Some amplifiers will label the gain control "volume" and some will label it "loudness," although the second label tends to imply the amplifier changes its frequency response automatically; as you turn up the volume, it turns down the bass. Or your amplifier may have buttons or knobs to adjust the frequency response or even a row of little controls to adjust the gain for each octave. That will be the next topic, how all these tone controls and equalizers work, as well as the equalization of phonograph records (RIAA) and other topics relating to tape recorders and CD players. At least, we'll get started putting these "wave" and frequency ideas to work.

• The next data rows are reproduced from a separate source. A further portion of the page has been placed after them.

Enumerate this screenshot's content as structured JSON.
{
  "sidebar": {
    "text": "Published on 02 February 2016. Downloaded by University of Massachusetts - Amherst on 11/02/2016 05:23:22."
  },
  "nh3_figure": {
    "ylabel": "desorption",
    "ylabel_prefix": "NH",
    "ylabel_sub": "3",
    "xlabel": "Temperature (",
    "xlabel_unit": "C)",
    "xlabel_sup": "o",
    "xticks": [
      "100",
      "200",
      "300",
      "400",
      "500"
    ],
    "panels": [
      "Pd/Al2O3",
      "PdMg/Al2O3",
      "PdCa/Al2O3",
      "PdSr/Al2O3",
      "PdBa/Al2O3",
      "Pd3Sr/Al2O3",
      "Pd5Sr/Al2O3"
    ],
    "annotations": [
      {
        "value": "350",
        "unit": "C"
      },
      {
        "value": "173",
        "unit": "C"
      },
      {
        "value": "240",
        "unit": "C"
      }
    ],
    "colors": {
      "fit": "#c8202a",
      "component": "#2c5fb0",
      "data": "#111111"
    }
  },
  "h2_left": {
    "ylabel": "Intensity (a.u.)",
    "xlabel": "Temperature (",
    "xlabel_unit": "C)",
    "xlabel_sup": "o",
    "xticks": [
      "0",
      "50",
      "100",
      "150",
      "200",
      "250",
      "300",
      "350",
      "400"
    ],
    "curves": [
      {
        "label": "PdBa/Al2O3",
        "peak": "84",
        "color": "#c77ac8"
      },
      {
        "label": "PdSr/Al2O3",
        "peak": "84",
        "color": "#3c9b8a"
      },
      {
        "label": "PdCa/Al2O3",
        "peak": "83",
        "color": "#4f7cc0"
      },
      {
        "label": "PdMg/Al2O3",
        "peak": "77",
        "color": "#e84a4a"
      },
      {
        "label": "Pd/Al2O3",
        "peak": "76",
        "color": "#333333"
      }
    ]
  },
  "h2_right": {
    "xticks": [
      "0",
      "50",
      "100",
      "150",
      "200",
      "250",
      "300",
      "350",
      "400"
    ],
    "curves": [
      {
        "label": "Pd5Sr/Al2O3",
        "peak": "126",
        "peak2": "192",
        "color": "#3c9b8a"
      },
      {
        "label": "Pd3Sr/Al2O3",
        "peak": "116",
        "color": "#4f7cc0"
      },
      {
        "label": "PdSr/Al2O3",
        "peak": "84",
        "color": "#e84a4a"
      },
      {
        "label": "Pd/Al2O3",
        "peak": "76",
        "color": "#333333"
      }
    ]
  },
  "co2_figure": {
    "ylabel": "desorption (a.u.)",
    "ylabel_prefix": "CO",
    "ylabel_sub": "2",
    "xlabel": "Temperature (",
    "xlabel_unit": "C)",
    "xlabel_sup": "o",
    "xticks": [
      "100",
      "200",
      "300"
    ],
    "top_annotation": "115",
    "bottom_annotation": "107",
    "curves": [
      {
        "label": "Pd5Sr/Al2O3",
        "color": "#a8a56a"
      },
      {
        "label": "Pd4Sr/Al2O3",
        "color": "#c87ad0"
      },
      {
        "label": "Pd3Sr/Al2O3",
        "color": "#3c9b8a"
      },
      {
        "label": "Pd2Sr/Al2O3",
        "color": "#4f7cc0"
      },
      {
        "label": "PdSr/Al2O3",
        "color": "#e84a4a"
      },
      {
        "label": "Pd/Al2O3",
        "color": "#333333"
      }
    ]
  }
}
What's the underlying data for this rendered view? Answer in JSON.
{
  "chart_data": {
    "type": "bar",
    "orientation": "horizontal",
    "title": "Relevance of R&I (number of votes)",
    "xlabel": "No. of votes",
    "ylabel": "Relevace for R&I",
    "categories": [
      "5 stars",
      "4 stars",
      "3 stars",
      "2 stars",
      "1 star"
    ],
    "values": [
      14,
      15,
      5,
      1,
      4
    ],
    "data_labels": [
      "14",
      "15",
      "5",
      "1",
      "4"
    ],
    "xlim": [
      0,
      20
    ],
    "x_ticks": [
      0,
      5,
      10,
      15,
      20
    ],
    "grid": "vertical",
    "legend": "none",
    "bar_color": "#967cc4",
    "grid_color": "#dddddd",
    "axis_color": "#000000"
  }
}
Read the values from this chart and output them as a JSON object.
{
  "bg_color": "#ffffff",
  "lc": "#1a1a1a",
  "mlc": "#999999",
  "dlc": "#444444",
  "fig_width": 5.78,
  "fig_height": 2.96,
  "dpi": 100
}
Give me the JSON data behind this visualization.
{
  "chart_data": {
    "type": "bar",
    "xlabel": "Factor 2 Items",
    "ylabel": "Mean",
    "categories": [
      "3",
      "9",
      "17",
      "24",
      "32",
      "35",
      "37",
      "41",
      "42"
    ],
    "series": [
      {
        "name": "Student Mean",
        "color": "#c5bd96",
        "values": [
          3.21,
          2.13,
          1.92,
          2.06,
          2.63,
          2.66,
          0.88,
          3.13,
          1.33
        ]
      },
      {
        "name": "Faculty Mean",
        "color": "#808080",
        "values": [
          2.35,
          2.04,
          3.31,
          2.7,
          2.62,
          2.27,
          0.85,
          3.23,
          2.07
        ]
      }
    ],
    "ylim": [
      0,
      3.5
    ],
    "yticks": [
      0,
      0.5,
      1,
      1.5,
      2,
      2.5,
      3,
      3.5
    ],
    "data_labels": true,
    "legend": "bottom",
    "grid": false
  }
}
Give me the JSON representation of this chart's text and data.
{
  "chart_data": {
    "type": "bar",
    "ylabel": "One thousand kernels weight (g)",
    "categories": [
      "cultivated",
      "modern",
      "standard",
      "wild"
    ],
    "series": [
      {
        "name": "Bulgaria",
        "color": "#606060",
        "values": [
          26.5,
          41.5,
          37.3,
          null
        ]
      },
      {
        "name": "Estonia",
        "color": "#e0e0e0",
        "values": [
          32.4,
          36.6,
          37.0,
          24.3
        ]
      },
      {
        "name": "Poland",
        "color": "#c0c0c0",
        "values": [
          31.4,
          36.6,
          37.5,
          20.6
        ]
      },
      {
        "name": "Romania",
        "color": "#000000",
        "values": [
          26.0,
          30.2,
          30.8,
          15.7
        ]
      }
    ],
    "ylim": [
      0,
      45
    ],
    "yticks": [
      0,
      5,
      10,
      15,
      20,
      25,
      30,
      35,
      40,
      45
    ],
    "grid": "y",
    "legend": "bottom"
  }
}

Well, gentle readers, that’s enough for today. I’ll come back to this topic next time as we talk about equalization, tone controls, and filters. We will learn what they are, how they work, and why we use them. You’ll see some more of these log-log frequency charts. Until then, turn up the volume, press the loudness button, turn on the sub-woofer, and FEEL THE NOISE ...
Come on feel the noise
Girls rock your boys
We'll get wild, wild, wild
Wild, wild, wild.
So you think I got an evil mind
I tell you honey
I don't know why
I don't know why
So you think my singin's out of time
It makes me money
I don't know why
I don't know why
Come on feel the noise
Girls rock your boys
We'll get wild, wild, wild
Wild, wild, wild.
Now you’ve got it. Get your guitar. Go to the closet. Put on your sister’s dress, maybe a little eye shadow. I’ll make a rock star out of you yet.
Originally written on Feb. 18, 2012 during a visit to my Dad's home in Hillsboro, Oregon and posted on Facebook. During my two week visit with my dad, I wrote an article a day. I started with a long series on the Science of Photography which had thirteen individual articles. I then started this series on the Science of Music. It isn't finished and I have a lot more to say. I hope to add to this series in the future.